Tamoanchan descritto nel Codex Borgia. Fonte: questa immagine è stata creata con Adobe Photoshop.
L'orribile aspetto di Itzpapálotl è, per alcuni studiosi, testimonianza della sua origine demoniaca, tenuto conto che è incluso tra le creature espulse dal cielo, come Huitzilopochtli e Tezcatlipoca. Elementi comuni nelle rappresentazioni di questa divinità sono le ali di farfalla bordate con coltelli di pietra.
In alcune immagini il volto è truccato come le dame della corte messicana, con il caratteristico gesso bianco. Mentre in altri il volto è sostituito da un teschio e da un coltello sacrificale, invece della narice.
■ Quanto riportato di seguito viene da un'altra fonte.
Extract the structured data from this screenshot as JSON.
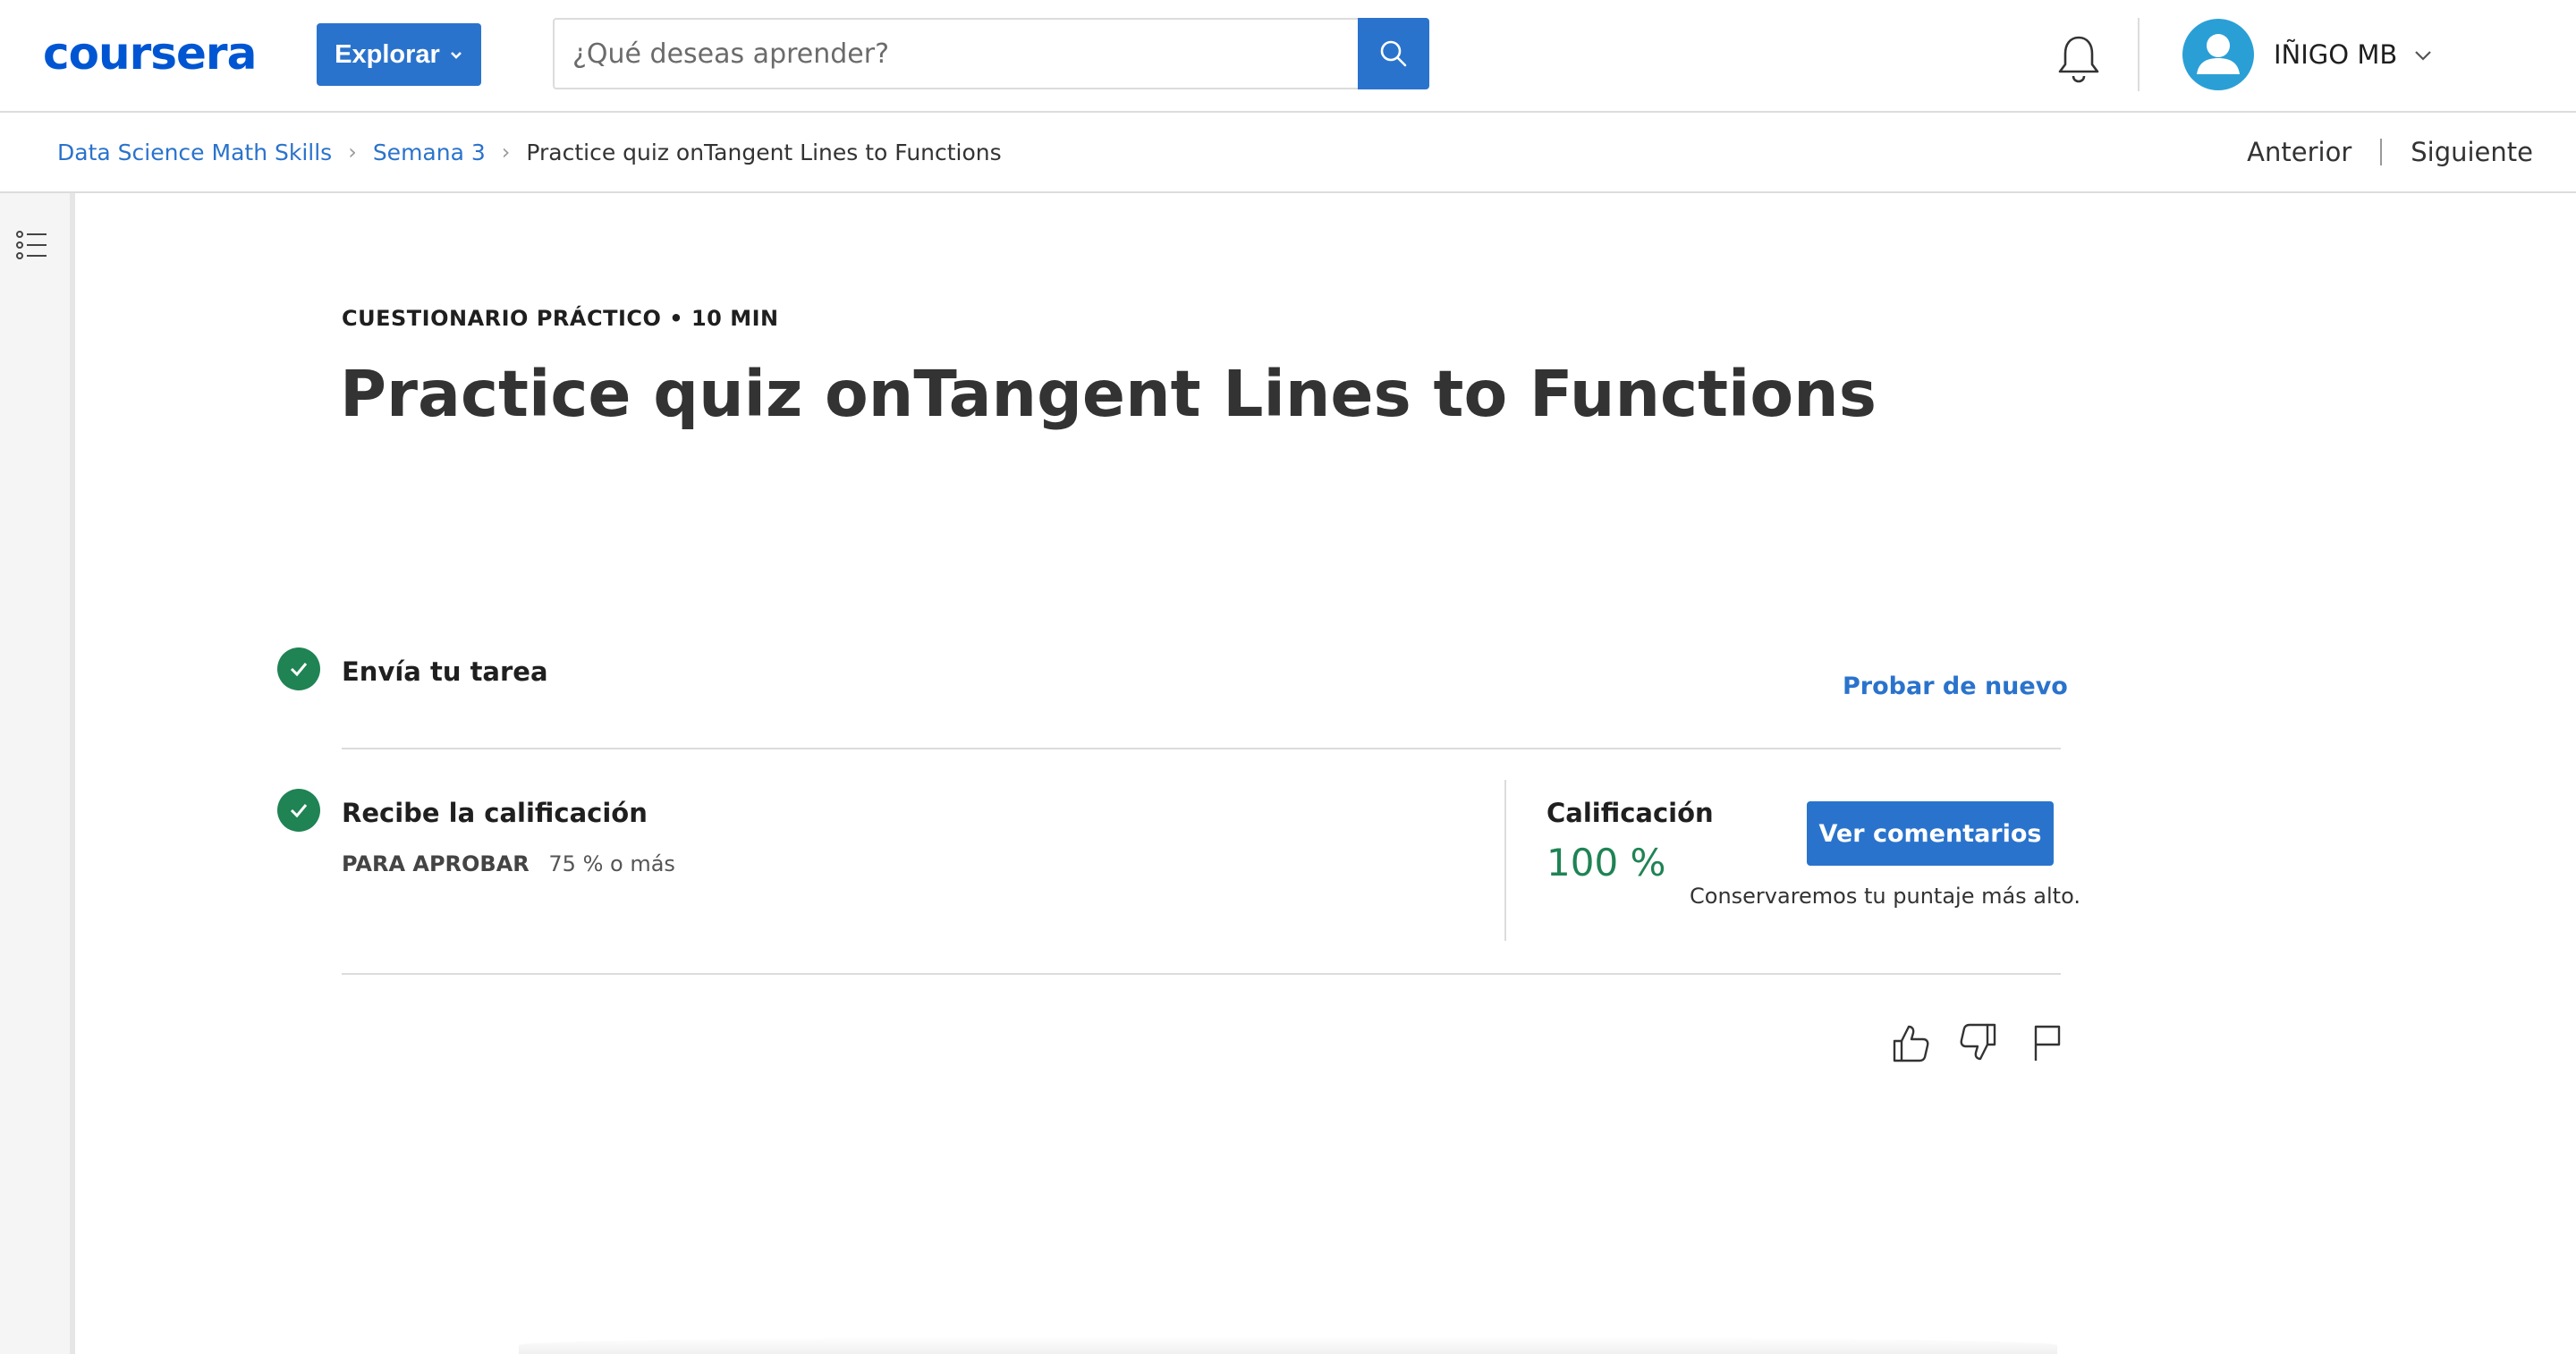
{
  "header": {
    "logo": "coursera",
    "explore_label": "Explorar",
    "search_placeholder": "¿Qué deseas aprender?",
    "user_name": "IÑIGO MB",
    "icons": [
      "search-icon",
      "bell-icon",
      "user-avatar-icon",
      "chevron-down-icon"
    ]
  },
  "breadcrumb": {
    "items": [
      "Data Science Math Skills",
      "Semana 3",
      "Practice quiz onTangent Lines to Functions"
    ]
  },
  "nav": {
    "previous": "Anterior",
    "next": "Siguiente"
  },
  "main": {
    "eyebrow": "CUESTIONARIO PRÁCTICO • 10 MIN",
    "title": "Practice quiz onTangent Lines to Functions",
    "submit_step": {
      "label": "Envía tu tarea",
      "action": "Probar de nuevo",
      "status": "complete"
    },
    "grade_step": {
      "label": "Recibe la calificación",
      "passing_caption": "PARA APROBAR",
      "passing_value": "75 % o más",
      "status": "complete"
    },
    "grade": {
      "label": "Calificación",
      "value": "100 %",
      "button": "Ver comentarios",
      "note": "Conservaremos tu puntaje más alto."
    },
    "feedback_icons": [
      "thumbs-up-icon",
      "thumbs-down-icon",
      "flag-icon"
    ]
  },
  "colors": {
    "brand": "#0056d2",
    "primary_button": "#2a73cc",
    "success": "#1f8354",
    "avatar": "#2a9fd6"
  }
}
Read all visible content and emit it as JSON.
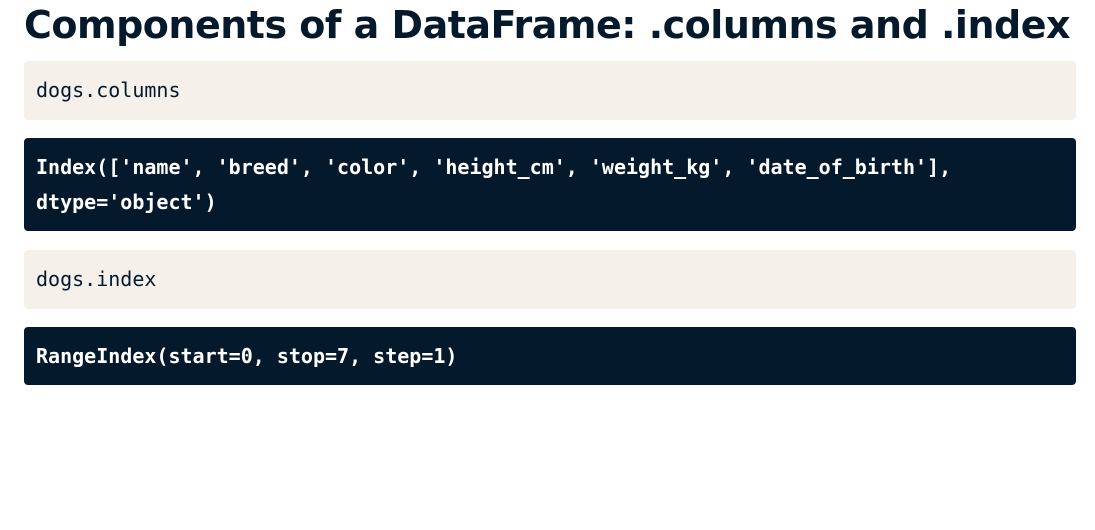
{
  "title": "Components of a DataFrame: .columns and .index",
  "blocks": {
    "columns_input": "dogs.columns",
    "columns_output_line1": "Index(['name', 'breed', 'color', 'height_cm', 'weight_kg', 'date_of_birth'],",
    "columns_output_line2": "dtype='object')",
    "index_input": "dogs.index",
    "index_output": "RangeIndex(start=0, stop=7, step=1)"
  },
  "colors": {
    "title": "#05192d",
    "input_background": "#f5f1ea",
    "output_background": "#05192d",
    "output_text": "#ffffff"
  }
}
Una delle manifestazioni artistiche più straordinarie è stata scoperta nel Codice Borbonico. Può essere visto con un grande nastro rosso che termina con un grande stemma quetzal. Invece di mani e piedi, ha artigli e ali decorate con selce.
Di fronte c'è l'albero Tamoanchan, oltre ad altri simboli come una pentola d'acqua, un serpente, un ragno e un contenitore con un cuore, tutti simboli di oscurità e magia.
Associazione con animali e materiali
Questa divinità appare spesso con artigli di giaguaro e in altri un'aquila. Si trova spesso anche indossando un nahualli o un orlo di denti umani, accessori comuni delle streghe negromanti.
Nella mitologia e iconografia Nahua è legato alla figura di Cihuacóatl, che era il collezionista di anime e protettore delle donne che morirono durante il parto.
Il suo nahual era un cervo, un simbolo della caccia. Questa dea condivide anche vari ornamenti con il senso divino della Terra e in alcuni inni è direttamente identificata con Tlaltecuhtli, il Signore della Terra.
È stato anche rilevato un chiaro legame tra Itzpapálotl e il rame, compreso l'abbigliamento dei guerrieri Tiyacacauani e l'abbigliamento del dio del fuoco, Otontecuhtli, che riceve quel nome. L'indumento è realizzato con fogli di questo metallo e sopra è la figura della farfalla.
Riferimenti
- Miller, Mary e Karl Taube (1993). Gli dei e i simboli dell'antico Messico e dei Maya: un dizionario illustrato di religione mesoamericana. Londra: Thames & Hudson.
- Spence, L. (2012). La magia e i misteri del Messico: ovvero i segreti arcani e le tradizioni occulte degli antichi messicani e Maya. Hardpress Publishing.
- Foundation for the Advancement of Mesoamerican Studies (FAMSI). (Sf). Il Gruppo Borgia - Codex Ríos. Recuperato da famsi.org
- Olivier, G. (2005). Tlantepuzilama: The Dangerous Wanderings of a Copper-tooth deity in Mesoamerica. Nahuatl Culture Studies, 36 (036).
- Kroger, J., & Granziera, P. (2012). Dee azteche e Madonne cristiane: immagini del femminile divino in Messico. Ashgate Publishing, Ltd.